NPS Web Sites: Boon or Bust?

If you've been paying attention, the National Park Service somewhat recently revamped its web presence, taking a cookie-cutter approach to its on-line presence to produce a uniform fit, if you will, from park to park to park.
One of the features I like is an effort by some parks to put more photos up on their sites. But if you frequent various parks' web sites, you'll notice there can be quite a bit of difference in the available content.
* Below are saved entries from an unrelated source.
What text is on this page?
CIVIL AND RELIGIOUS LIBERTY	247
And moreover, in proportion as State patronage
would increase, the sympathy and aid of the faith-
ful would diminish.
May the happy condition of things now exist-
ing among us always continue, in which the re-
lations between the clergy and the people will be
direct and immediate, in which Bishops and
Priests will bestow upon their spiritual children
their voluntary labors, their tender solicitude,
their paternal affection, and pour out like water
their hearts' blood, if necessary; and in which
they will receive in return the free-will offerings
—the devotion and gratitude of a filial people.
Seabury Blair Jr., "Mr. Outdoors" for the Kitsap Sun out of Bremerton, Washington, has noticed this difference. And he's not very complimentary of what the NPS has produced. For his views, check out this site.

Comments

Waaaaaaaahhhhh! I'm afraid of change!!! To be honest, if I have to choose between a webnerd updating Olympics website or an LEO out in the field keeping the place safe, I'm going to go with the LEO. Websites should be kept relevant but not every NPS site is going to be like Glacier NP.
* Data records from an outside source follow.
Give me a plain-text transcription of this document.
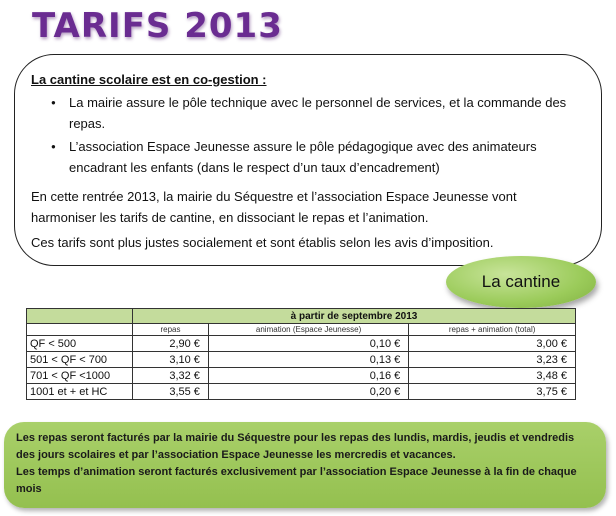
TARIFS 2013
La cantine scolaire est en co-gestion :
● La mairie assure le pôle technique avec le personnel de services, et la commande des repas.
● L’association Espace Jeunesse assure le pôle pédagogique avec des animateurs encadrant les enfants (dans le respect d’un taux d’encadrement)

En cette rentrée 2013, la mairie du Séquestre et l’association Espace Jeunesse vont harmoniser les tarifs de cantine, en dissociant le repas et l’animation.

Ces tarifs sont plus justes socialement et sont établis selon les avis d’imposition.

La cantine
	à partir de septembre 2013		
	repas	animation (Espace Jeunesse)	repas + animation (total)
QF < 500	2,90 €	0,10 €	3,00 €
501 < QF < 700	3,10 €	0,13 €	3,23 €
701 < QF <1000	3,32 €	0,16 €	3,48 €
1001 et + et HC	3,55 €	0,20 €	3,75 €

Les repas seront facturés par la mairie du Séquestre pour les repas des lundis, mardis, jeudis et vendredis des jours scolaires et par l’association Espace Jeunesse les mercredis et vacances.

Les temps d’animation seront facturés exclusivement par l’association Espace Jeunesse à la fin de chaque mois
Agreed, but there was definitely a significant amount of time and resources poured into the NPS web redesign. The fact that the end result makes it more difficult to find park sites by state, region or topic is frustrating to say the least. www.nps.gov used to be a daily destination on my laptop but now I actually rely on my own website and the deep links to the original park websites (those local pages you can sometimes find clicking on the "In Depth" button at nps.gov) that we posted there to find information I need. There are a lot of great websites dedicated to the National Parks, Kurt's being one of the best. But they should be free to supplement and highlight what NPS has to offer, rather than have to fill the gaps left by NPS's poorly planned "updated" site.
I was trying the other day to re access some administrative history on a NP site and could not find it anywhere.. I do remember pages and pages of this kind of data.